Madhawa Palihapitiya on Aligning the institutional bottom-line with the societal bottom-line for effective needs assessment

Hi! I’m Madhawa “Mads” Palihapitiya, Associate Director at the Massachusetts Office of Public Collaboration at UMass Boston. We recently concluded the first phase of a statewide municipal conflict resolution needs assessment study commissioned by the state Legislature.

Hot Tip: The term “need” can mean many things to many people. For needs assessment purposes, needs are defined as Gaps in Results.

Organizations don’t often think of aligning their institutional needs with the societal bottom-line, but working towards this alignment is crucial.  We needed to investigate if our institutional mission, which is to help government and other entities address public conflict, was perfectly aligned with the needs of Massachusetts municipalities and their constituents. This alignment was particularly important to us as a statutory state agency and would add measurable societal value. Overtime, this alignment can also increase the institutional bottom-line.

Rad Resource: Roger Kaufman’s Needs Assessment for Organizational Success. See also Bethany Pearsons’ talk at Evaluation 2014 on the Triple Bottom line.

People don’t usually talk about societal results when they talk about organizational needs. How do we define societal results? We first developed an Ideal Vision that contained a series of societal results and indicators to measure them.

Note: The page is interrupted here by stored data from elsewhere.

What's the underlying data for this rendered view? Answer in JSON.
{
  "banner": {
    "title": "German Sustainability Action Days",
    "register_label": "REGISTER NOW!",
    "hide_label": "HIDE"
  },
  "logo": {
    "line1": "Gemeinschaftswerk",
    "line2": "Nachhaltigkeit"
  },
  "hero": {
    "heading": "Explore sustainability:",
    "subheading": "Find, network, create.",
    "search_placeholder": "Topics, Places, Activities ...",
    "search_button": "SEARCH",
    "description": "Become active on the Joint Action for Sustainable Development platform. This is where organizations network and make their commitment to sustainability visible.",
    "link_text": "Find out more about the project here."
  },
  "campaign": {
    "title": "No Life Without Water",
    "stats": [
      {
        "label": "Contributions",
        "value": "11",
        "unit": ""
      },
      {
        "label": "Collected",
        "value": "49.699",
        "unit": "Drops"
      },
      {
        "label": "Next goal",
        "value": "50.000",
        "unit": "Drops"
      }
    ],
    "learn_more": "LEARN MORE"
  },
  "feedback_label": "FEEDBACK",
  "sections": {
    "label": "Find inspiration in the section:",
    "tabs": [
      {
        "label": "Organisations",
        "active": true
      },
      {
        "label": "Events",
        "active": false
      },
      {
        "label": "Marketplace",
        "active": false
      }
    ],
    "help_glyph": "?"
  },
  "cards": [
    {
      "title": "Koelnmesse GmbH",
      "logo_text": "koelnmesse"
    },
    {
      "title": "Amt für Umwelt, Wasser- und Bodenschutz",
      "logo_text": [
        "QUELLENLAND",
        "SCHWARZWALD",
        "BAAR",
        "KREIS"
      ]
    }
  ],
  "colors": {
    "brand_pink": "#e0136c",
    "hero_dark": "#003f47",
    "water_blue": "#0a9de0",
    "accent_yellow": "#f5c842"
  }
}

Lesson Learned: We had to resist the impulse to focus on immediate institutional needs like organizational inputs and processes. Imagining an ideal future or vision can tell us where the journey should end.

Rad Resource: Kaufman’s Ideal Vision.

Cool Trick: To help the organization and others being engaged understand the difference between different results, consider developing a visualization like the DoView chart below.

Mads 20 April 2015

Assessing societal results while assessing the institutional bottom-line requires access to valuable data both within and outside of your organization. A Needs Assessment Committee (NAC) was established as the ‘public face’ of the process and to provide advice and guidance on assessment design, participant selection etc.

Cool Trick: Set-up a website to communicate the purpose of your needs assessment. Use social media whenever possible.

There are 351 cities and towns in Massachusetts. Multiple organizations were involved. We had limited resources to collect the data we needed. We had to get creative! A series of regional focus groups and telephone interviews were held. To reach the rest, we launched an online survey.

Hot Tip: Online surveys are a great way to involve more people. Keep survey questions close-ended and completion time to 10-15 minutes. Plan ahead so that you keep the survey open for as long as you can.